On Thursday, August 16, Hurricane Dean had just slammed into Martinique and St. Lucia and was headed for the Caribbean Sea. It was predicted to follow a path well to the south of us, but it was growing in intensity, so we decided to play it safe and head for the hurricane hole about 5 miles away from Salinas in Bahia de Jobos. A satellite image of Dean as it passed south of Puerto Rico is pictured here, on Saturday, August 18. Puerto Rico is completely covered by the northern edge of Dean, which stretched for over 400 miles from its northern edge to the Venezuelan coast on its southern edge. We never saw winds over 40 knots, but it rained in sheets all day Saturday off and on. It was a good "dress rehearsal" for what to do.
Here is the boat as we are prepping it. The mainsail got lashed to the boom, and the boom was lashed to its crutch. We also double tied the jib in case the furling line came loose, and stowed the small staysail jib below decks.
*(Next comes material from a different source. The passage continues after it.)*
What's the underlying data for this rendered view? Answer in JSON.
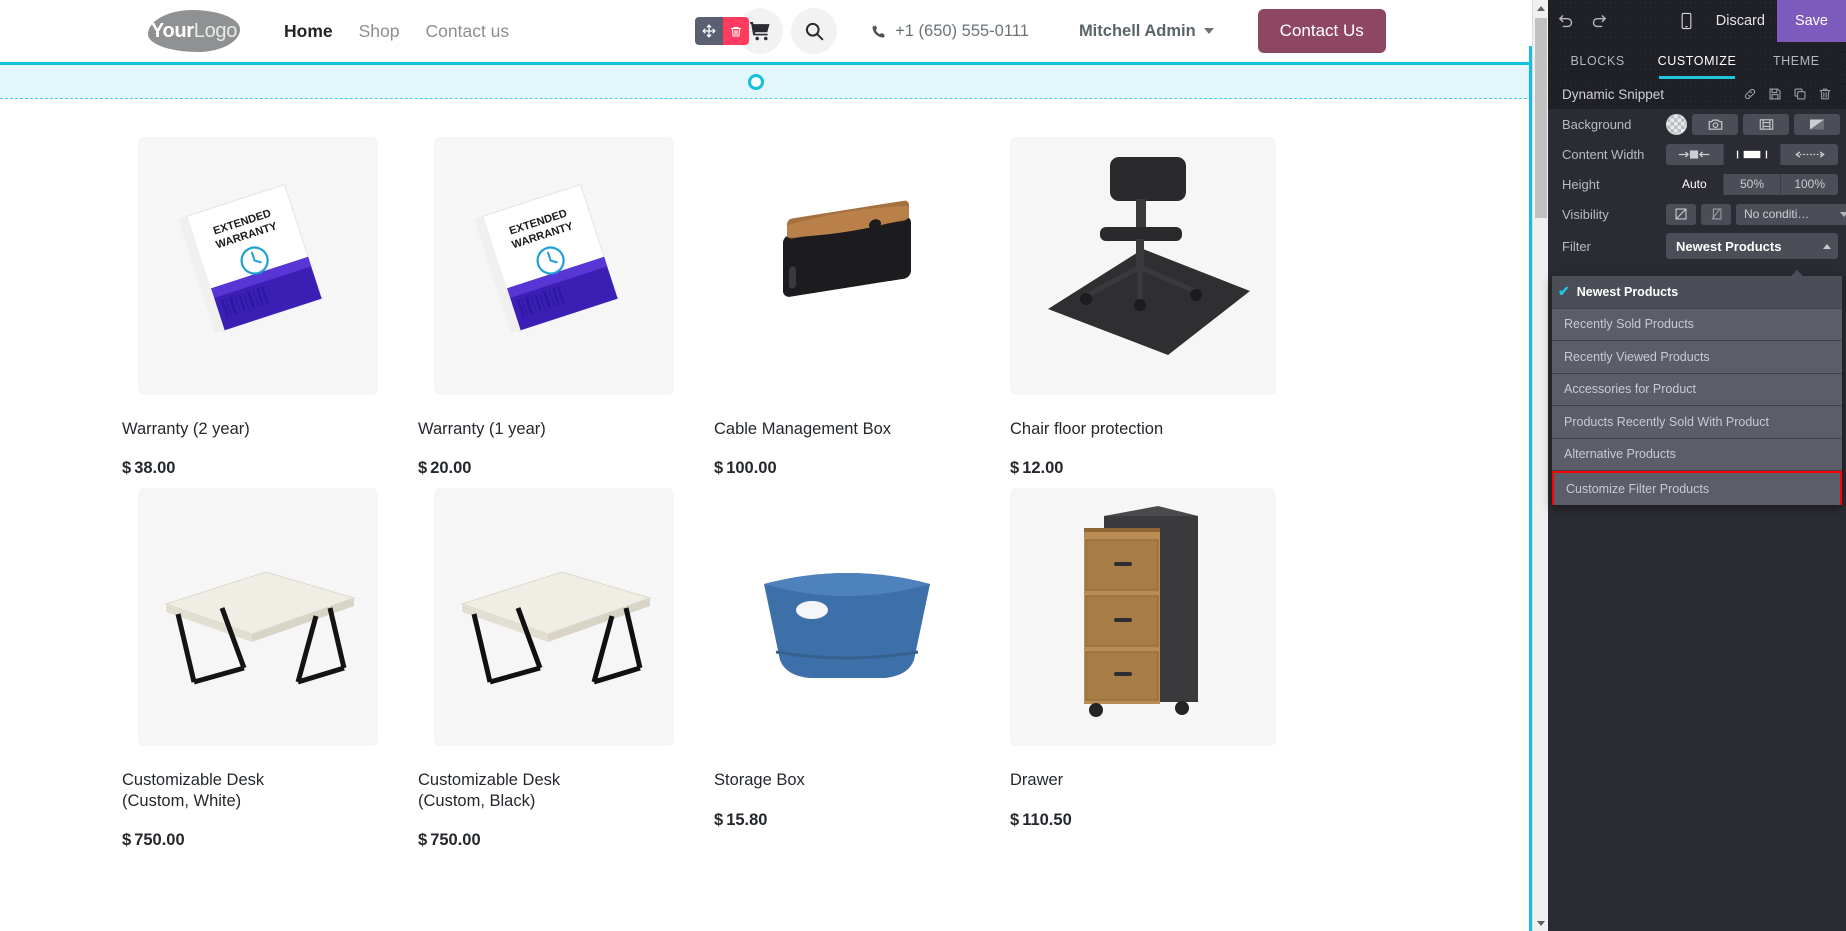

Had more wind been predicted, we would have taken down all sails and put them below decks, as well as all canvas. We also would have taken off the wind generator (we did tie it down so it wouldn't rotate during the storm). We also took the motor off the dinghy and put the dinghy on deck and lashed it down. Had more wind been predicted we would have folded the dinghy up and brought it below (where would we have slept, I wonder, with all these things below?).
I think, in hindsight, the biggest safety measure we could have taken but didn't would have been to take down the jib; we heard many stories of loose jibs in storms. My secondary tie would probably not have held, and it was below the jib sheets.
We also put down two anchors, our primary Bruce 33 lb. with 5/16 inch all-chain and a 15 foot, 3/4 inch chafe-guarded snubbing line, and our secondary CQR 25 lb. on 30 feet of 5/16 inch chain and 1/2 inch nylon rode. We also took one line ashore and tied it to a sturdy mangrove, with garden hose chafe guarding the mangrove side and more chafe guard in the anchor chock. For a worse storm we would have used more lines ashore and picked a narrower section of mangrove creek.
Here are our neighbors in the mangrove section we secured ourselves in. Everyone was very friendly and we all helped each other out.